Знай, какой бы ни была твоя реакция, я оставлю этого ребёнка. Он мой, я его выстрадала. Ясно?
Я буду тебя ждать сегодня в полдень, в нашем лесу. Ты меня понял? Ты вспомнил, где это? Очень на это надеюсь...
Но только знай: если приедешь, то я тебя уже не отпущу. Никогда. Потому подумай хорошенько сперва, нужно оно тебе или нет.
Твоя трусливая валькирия".
Перечитываю письмо в третий раз, вчитываясь в написанное. Ребёнок? У меня?
Письмо падает на землю у ноги, а я закрываю лицо руками, пытаясь привести мысли в порядок. Тру глаза, бороду, разгоняя кровообращение, но дрожь во всём теле не унять. Просыпается что-то глубинное, давно забытое. Почему-то на память приходят картины того, как я висел вниз головой на турнике, а Роджер, ещё тогда двуглазый, смотрел на меня снизу вверх и умолял не пороть горячку. Тогда я впервые узнал, что Жанна беременная и почти предложил ей сделать аборт, но не хватило духу. Пошёл советоваться с Роджером, а тот чуть шею мне не сломал за такие фокусы.
Но сейчас, по прошествии стольких лет, прислушиваясь к себе и намеренно будоража гнилую память, понимаю, что я уже не тот мелкий сосунок, страшащийся открывающихся перспектив.

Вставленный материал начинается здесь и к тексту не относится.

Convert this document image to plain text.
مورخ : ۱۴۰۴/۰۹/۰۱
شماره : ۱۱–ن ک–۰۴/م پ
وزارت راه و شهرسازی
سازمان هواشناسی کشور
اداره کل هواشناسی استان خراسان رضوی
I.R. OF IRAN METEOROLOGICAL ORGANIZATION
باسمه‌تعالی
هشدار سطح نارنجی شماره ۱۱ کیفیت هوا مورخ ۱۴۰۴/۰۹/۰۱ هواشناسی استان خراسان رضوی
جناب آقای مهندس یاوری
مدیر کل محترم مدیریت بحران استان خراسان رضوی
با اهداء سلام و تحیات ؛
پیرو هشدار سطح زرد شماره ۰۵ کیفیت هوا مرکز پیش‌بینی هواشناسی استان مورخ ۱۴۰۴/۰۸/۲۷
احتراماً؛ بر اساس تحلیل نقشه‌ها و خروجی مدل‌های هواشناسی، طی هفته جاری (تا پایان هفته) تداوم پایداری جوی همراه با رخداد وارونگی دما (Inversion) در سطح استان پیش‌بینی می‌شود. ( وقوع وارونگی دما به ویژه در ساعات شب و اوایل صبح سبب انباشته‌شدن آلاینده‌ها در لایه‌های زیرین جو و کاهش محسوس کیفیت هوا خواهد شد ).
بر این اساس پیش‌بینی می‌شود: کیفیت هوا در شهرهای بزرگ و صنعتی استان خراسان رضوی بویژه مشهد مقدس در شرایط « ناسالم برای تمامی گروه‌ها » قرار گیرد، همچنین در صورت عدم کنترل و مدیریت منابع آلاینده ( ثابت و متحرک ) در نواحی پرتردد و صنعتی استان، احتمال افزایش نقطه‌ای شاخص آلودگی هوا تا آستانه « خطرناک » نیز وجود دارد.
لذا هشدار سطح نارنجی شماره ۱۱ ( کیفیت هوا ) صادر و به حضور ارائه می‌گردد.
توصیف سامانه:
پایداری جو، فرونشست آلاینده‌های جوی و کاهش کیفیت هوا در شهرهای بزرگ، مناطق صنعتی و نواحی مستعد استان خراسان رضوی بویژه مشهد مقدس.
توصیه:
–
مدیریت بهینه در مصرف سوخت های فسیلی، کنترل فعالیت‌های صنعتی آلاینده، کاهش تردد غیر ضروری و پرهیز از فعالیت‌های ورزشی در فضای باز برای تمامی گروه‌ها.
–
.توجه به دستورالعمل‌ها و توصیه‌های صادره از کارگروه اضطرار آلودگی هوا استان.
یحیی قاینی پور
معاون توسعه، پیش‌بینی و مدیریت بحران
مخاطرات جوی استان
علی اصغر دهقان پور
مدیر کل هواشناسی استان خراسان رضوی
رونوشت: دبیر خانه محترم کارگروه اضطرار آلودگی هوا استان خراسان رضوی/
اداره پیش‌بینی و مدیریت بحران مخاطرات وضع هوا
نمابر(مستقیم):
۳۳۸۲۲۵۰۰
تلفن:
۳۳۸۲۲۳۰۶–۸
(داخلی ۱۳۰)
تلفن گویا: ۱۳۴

Я люблю Асю, люблю так, как никого до неё и никогда уж после. И я уверен на двести процентов, что все мои чувства взаимны. Никогда я не был так близок к тому, чтобы назвать себя счастливым человеком, потому, что бы там она себе не думала, отпускать не собираюсь. Пусть рожает, пусть. Может ещё десятерых родить, лишь бы я мог и дальше чувствовать такой покой и имел поводы любить рассветы и радоваться закатам.
Только, мать их, я опаздываю!
Выхватываю телефон, набираю номер Аси, но в ответ “абонент не абонент”. Чёрт её дери, снова куда-то телефон дела, безумная женщина. Оглядываюсь по сторонам и замечаю, что Анна Михайловна выходит из здания, а в глазах такая боль плещется, что сразу понимаю: ошибки быть не может, Жанна на самом деле умерла. Чёрт, до последнего ещё надеялся, что это очередной фокус бывшей жены, и всё это окажется дурацким розыгрышем или ловкой инсценировкой, но нет, на этот раз всё действительно закончено.
— Надо похороны организовать, — бормочет Анна Михайловна, а я понимаю, что ей нужна помощь.
— Садитесь в машину и езжайте домой, — говорю, помогая ей забраться в салон, — о похоронах не беспокойтесь. Хорошо? Договорились?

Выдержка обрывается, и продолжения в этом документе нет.